Market Digest – Week Ending 1/27/2017
Stock prices continued their trend of remaining calm and mostly up since the election. Escalating tensions with Mexico did not seem to worry investors. Starting from two days after the new administration’s victory, the S&P 500 has had only one daily move over 1% but is up about 8% in total, adding 1% this week. Google and Microsoft released earnings this week and results were mostly about as expected. Share prices were less volatile than most previous earnings releases. Amazon and Apple report next week.
S&P 500: 2,295 (+1.0%)
FTSE All-World ex-US: (+1.3%)
US 10 Year Treasury Yield: 2.48% (+0.02%)
Gold: $1,191 (-1.3%)
USD/EUR: $1.069 (+0.0%)
- Monday – Yahoo said it now expects its acquisition by Verizon to be completed in the second quarter as fallout from data breaches called the deal into question.
- Tuesday – US existing home sales fell 2.8% in December.
- Wednesday – The Dow closed above 20,000 for the first time.
- Thursday – Initial jobless claims rose to 259,000 in the previous week. While an increase the number still suggests a strong labor market.
- Friday – President Trump emphasized close ties with the UK in a joint conference with British Prime Minister May.
It is natural to focus on the new administration and how his actions are impacting markets. And there is no question he will play a major role in where stock and bond prices go this year and in the coming years. But he is just one factor. Ultimately, corporate earnings are what matters and early indications from Q4 are reasonably good. So far, about a third of the S&P 500 has released earnings and of those, about two-thirds have beaten earnings estimates and about half have beaten sales targets. It is normal for most companies to exceed analyst expectations, so this isn’t unexpected, but it seems to be enough to satisfy investors for now.
Other focus this week has been on the deteriorating relationship between the United States and Mexico with a possible 20% tariff on Mexican imports floated by the new administration to pay for a border wall. If this comes to pass, it will result in higher prices for Americans and slower economic growth for both countries in the long-term. Right now, however, it’s just a negotiation tactic and not a policy. Markets seem to recognize this.

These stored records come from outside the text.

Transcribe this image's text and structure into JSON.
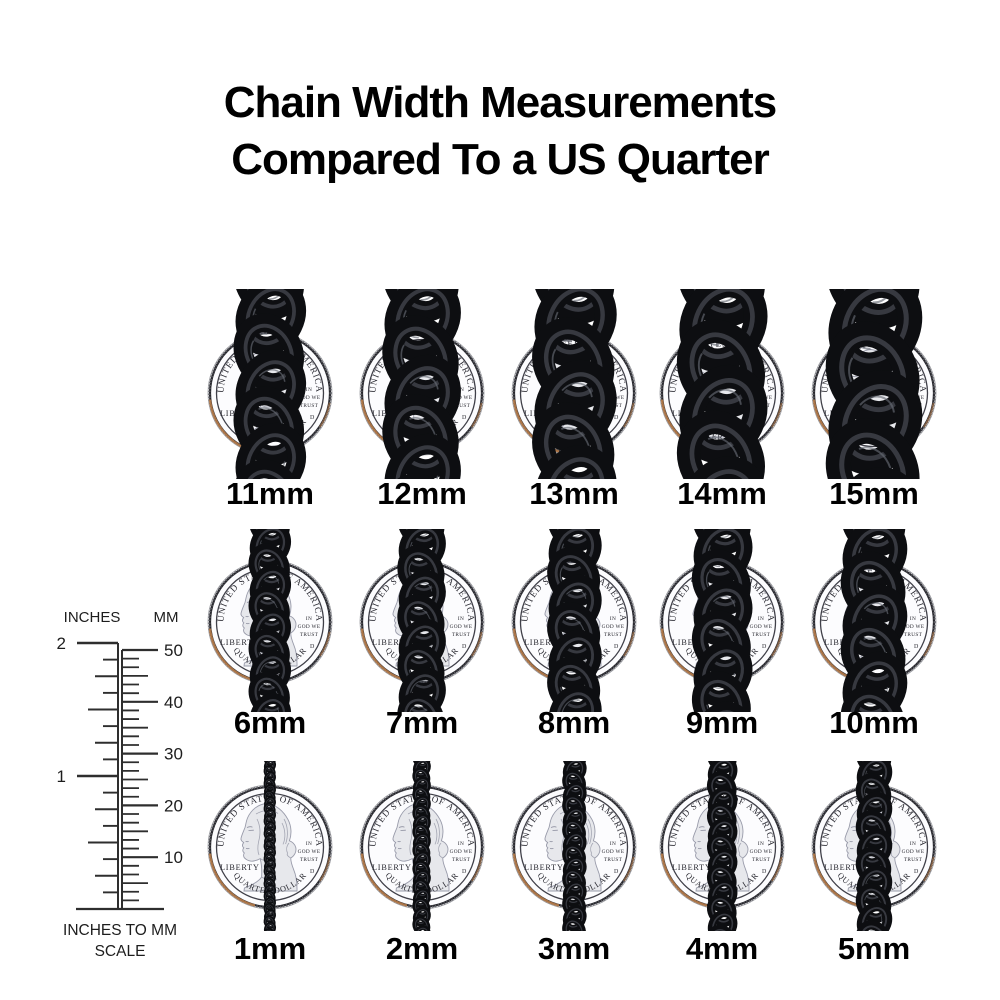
{
  "title": {
    "line1": "Chain Width Measurements",
    "line2": "Compared To a US Quarter"
  },
  "ruler": {
    "left_header": "INCHES",
    "right_header": "MM",
    "inch_labels": [
      "2",
      "1"
    ],
    "mm_labels": [
      "50",
      "40",
      "30",
      "20",
      "10"
    ],
    "caption_line1": "INCHES TO MM",
    "caption_line2": "SCALE"
  },
  "coin": {
    "top_text": "UNITED STATES OF AMERICA",
    "bottom_text": "QUARTER DOLLAR",
    "left_text": "LIBERTY",
    "motto_lines": [
      "IN",
      "GOD WE",
      "TRUST"
    ],
    "mint_mark": "D"
  },
  "rows": [
    {
      "items": [
        {
          "label": "11mm",
          "mm": 11
        },
        {
          "label": "12mm",
          "mm": 12
        },
        {
          "label": "13mm",
          "mm": 13
        },
        {
          "label": "14mm",
          "mm": 14
        },
        {
          "label": "15mm",
          "mm": 15
        }
      ]
    },
    {
      "items": [
        {
          "label": "6mm",
          "mm": 6
        },
        {
          "label": "7mm",
          "mm": 7
        },
        {
          "label": "8mm",
          "mm": 8
        },
        {
          "label": "9mm",
          "mm": 9
        },
        {
          "label": "10mm",
          "mm": 10
        }
      ]
    },
    {
      "items": [
        {
          "label": "1mm",
          "mm": 1
        },
        {
          "label": "2mm",
          "mm": 2
        },
        {
          "label": "3mm",
          "mm": 3
        },
        {
          "label": "4mm",
          "mm": 4
        },
        {
          "label": "5mm",
          "mm": 5
        }
      ]
    }
  ],
  "colors": {
    "background": "#ffffff",
    "text": "#000000",
    "chain_dark": "#0d0e11",
    "chain_mid": "#3c3e46",
    "chain_glint": "#666a73",
    "coin_rim": "#26262c",
    "coin_face": "#fcfcfe",
    "coin_copper_edge": "#b57a48",
    "bust_fill": "#e7e8ec",
    "bust_line": "#999baa"
  }
}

Like each play in the opening drive of the Super Bowl, everything that comes from the Trump administration in the first few weeks feels big and important – and much of it is. But it is a long game and we’ve only just started. Markets may thrive or wilt under Trump’s policies, but it is far too soon to tell. We’re urging investors not to get emotional and to use this time of uncertainty to make sure they have a good long-term investment plan they will feel good about for many years, many presidents, and at least a few full market cycles to come.